This illustration, from Kay Nielsen's exquisite East of the Sun, West of the Moon, is one of my earliest memories. The Danish illustrator's exquisite 1914 collection of Scandinavian fairytales was one of my obsessions when I was learning to read, and the elegant prints captivated me.
Years later, I was surprised to learn that Nielsen was behind my favorite sequences in Fantasia, the "Ave Maria" and, of course, "Night on Bald Mountain".
I don't think there's ever been anyone quite like Kay Nielsen. You might see some parallels to other Golden Age illustrators like Harry Clarke and Aubrey Beardsley - artists on the cusp of Art Nouveau.
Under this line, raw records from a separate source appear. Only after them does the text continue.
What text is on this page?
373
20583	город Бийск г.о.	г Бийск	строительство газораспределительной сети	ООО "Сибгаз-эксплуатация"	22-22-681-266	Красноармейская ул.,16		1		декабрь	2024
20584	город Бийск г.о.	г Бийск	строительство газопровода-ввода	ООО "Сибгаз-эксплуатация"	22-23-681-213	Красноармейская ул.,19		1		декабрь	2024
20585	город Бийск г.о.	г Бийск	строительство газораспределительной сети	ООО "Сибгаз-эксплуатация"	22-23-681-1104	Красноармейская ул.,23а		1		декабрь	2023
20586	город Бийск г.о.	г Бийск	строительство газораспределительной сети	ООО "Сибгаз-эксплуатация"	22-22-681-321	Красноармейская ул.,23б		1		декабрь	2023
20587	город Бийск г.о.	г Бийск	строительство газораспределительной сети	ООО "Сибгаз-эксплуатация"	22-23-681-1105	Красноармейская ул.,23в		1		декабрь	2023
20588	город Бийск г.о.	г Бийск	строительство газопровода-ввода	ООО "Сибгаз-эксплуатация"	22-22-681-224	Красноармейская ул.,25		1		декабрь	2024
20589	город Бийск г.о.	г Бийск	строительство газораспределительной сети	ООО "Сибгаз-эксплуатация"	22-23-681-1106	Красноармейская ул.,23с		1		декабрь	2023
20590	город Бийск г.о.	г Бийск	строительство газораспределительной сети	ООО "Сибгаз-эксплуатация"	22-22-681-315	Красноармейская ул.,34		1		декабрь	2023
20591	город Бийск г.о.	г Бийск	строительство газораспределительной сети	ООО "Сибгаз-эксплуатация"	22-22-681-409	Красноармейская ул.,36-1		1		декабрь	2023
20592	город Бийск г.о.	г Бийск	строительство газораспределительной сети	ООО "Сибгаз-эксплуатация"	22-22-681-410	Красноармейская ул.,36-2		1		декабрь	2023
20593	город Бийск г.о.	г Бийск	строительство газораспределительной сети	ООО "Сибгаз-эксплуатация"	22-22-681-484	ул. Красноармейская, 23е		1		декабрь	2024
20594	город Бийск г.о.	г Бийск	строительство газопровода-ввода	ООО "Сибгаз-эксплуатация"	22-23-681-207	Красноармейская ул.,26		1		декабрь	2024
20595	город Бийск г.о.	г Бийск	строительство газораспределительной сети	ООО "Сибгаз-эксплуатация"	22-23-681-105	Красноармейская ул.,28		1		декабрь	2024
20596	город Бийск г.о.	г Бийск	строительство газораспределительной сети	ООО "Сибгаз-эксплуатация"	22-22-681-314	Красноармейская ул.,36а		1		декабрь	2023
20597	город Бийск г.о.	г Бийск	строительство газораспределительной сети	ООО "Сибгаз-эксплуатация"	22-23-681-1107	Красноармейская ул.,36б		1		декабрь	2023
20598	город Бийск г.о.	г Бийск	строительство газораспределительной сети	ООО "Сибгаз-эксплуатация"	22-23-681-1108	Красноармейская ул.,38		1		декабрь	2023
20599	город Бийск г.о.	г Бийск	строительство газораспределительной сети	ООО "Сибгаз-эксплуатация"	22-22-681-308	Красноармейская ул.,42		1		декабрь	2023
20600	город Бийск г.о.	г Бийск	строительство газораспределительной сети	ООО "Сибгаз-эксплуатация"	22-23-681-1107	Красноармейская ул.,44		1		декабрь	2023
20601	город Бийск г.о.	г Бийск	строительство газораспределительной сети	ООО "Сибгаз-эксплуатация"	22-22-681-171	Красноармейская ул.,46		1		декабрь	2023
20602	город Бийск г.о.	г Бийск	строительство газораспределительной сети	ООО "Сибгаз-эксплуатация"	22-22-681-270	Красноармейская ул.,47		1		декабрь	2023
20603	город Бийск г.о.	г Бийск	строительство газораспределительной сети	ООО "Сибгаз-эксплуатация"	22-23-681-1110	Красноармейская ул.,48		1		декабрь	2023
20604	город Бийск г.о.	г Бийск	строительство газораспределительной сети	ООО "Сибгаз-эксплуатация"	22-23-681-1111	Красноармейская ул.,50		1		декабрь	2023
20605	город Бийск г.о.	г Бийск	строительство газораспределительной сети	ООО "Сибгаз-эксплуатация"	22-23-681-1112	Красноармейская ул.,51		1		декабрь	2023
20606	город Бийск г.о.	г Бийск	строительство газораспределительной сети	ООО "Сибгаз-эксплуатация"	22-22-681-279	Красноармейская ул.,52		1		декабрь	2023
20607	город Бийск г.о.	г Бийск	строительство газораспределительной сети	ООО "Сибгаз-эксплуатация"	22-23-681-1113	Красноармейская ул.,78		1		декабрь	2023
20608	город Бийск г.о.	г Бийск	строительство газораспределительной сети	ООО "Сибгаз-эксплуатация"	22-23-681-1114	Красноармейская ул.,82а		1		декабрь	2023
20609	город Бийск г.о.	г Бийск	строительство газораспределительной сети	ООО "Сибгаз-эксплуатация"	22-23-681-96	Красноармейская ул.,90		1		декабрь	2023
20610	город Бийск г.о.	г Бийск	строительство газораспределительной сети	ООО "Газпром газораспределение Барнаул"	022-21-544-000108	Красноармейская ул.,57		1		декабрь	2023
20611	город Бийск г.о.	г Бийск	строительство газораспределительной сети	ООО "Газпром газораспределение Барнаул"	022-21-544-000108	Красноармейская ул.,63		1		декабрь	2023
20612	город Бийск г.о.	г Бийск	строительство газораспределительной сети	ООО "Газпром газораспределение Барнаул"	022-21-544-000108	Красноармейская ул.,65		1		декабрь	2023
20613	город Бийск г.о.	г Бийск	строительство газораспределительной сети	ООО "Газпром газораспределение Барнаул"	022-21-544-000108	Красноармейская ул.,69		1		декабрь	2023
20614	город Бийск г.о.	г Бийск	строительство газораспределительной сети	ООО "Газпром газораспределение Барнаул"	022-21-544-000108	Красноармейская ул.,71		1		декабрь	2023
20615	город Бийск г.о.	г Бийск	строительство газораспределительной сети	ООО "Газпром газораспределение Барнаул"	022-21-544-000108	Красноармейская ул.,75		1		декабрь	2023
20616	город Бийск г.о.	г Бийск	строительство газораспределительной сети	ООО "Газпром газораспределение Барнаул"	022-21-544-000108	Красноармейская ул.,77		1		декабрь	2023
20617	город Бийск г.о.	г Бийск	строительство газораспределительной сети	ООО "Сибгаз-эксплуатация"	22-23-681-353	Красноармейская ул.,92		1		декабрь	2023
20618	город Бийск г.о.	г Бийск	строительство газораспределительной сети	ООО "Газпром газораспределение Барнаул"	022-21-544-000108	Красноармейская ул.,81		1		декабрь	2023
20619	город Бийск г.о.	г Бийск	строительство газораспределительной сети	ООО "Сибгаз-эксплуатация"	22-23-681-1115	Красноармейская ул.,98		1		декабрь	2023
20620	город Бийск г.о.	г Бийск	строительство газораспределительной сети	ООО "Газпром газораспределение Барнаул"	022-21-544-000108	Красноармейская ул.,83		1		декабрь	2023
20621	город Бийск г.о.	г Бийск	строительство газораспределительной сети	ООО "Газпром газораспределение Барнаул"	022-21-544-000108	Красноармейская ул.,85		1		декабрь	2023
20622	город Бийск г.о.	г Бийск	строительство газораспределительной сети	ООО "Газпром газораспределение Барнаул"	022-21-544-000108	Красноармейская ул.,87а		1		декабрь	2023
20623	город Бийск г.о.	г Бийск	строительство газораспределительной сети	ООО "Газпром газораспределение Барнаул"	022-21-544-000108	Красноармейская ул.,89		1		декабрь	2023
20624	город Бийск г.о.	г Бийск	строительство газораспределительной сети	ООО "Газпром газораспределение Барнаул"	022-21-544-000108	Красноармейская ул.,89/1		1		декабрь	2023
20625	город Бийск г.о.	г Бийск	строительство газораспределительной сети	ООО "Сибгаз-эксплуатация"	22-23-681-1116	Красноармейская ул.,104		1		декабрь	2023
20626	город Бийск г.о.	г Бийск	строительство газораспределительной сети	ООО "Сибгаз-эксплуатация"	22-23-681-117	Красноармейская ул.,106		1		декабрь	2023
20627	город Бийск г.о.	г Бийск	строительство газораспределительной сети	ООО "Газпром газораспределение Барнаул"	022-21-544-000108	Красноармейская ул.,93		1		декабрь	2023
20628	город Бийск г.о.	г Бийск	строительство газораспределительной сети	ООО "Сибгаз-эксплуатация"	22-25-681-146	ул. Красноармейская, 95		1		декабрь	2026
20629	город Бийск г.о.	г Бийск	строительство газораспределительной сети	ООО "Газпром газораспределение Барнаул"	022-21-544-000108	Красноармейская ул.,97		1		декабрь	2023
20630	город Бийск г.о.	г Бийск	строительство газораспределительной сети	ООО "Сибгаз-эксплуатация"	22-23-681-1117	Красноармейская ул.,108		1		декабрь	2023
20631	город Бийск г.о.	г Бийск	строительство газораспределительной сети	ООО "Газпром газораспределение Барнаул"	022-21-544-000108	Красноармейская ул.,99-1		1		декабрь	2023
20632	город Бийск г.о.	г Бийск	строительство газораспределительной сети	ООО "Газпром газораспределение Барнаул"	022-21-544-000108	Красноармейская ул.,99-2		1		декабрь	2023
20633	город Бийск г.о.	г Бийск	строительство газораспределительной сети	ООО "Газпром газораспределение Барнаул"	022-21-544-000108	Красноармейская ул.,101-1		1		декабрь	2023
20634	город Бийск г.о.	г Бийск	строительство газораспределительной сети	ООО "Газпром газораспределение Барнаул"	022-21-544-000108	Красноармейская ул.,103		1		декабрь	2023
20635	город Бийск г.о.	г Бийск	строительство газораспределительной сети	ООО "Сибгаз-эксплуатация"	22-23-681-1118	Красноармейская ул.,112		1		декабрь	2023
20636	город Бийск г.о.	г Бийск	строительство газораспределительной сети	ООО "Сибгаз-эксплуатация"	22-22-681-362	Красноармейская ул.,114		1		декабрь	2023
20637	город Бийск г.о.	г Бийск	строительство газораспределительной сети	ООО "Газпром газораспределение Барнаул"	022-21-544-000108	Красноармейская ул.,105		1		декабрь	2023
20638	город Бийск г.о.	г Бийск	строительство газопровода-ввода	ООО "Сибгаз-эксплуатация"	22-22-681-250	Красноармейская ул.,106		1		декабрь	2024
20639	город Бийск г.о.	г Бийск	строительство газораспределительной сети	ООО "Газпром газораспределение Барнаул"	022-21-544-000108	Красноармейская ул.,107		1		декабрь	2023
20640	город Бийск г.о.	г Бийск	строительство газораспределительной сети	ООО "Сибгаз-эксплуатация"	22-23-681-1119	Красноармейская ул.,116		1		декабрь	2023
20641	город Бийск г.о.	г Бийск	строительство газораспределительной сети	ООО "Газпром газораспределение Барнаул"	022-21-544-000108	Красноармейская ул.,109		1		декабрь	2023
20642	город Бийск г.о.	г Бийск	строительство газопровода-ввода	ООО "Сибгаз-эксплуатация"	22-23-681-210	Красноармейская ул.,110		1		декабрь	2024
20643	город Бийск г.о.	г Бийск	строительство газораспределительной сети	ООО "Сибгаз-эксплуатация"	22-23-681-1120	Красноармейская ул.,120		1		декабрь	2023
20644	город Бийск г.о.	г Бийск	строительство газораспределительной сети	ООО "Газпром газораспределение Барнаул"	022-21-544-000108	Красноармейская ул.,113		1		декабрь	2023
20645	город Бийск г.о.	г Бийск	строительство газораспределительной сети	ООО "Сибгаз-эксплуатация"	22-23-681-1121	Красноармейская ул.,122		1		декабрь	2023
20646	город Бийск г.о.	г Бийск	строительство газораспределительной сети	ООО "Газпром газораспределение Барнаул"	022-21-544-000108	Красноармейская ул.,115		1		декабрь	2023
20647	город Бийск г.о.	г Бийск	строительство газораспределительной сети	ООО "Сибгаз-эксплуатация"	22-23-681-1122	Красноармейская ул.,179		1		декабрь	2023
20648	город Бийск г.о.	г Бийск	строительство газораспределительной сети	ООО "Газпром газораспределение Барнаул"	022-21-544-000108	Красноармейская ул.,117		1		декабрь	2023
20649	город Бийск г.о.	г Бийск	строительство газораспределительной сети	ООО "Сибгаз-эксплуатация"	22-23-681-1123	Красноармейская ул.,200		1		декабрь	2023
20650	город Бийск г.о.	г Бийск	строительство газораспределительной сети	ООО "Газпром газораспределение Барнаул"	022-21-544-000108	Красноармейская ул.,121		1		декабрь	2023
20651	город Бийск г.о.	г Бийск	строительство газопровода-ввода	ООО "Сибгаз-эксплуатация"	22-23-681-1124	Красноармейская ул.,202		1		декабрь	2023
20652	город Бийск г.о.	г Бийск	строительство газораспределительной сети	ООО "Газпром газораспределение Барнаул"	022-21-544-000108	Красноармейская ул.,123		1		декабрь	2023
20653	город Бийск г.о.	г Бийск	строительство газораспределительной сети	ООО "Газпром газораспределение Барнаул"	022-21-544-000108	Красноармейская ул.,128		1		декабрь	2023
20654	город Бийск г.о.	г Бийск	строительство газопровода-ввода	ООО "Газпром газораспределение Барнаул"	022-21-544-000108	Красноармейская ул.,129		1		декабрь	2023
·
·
But Nielsen was a master or restraint, leaving open backgrounds of color and space which remind us of the fragility of the characters. His angular work still seems incredibly fresh.
Sadly, in spite of the huge body of work he produced in his lifetime, many of Nielsen's projects never came to fruition.
Can you imagine if Disney had produced The Little Mermaid in 1940?
Illustrators have never really been accepted by the wider art world, and Nielsen passed away in poverty. He has been remembered as little more than children's entertainment. Thanks to the internet, a wider scholarly acceptance of fairytale narratives, and a more anarchic view of what constitutes art. Nielsen finally seems to be finding the fans he deserves. I know he will always have a place in my heart.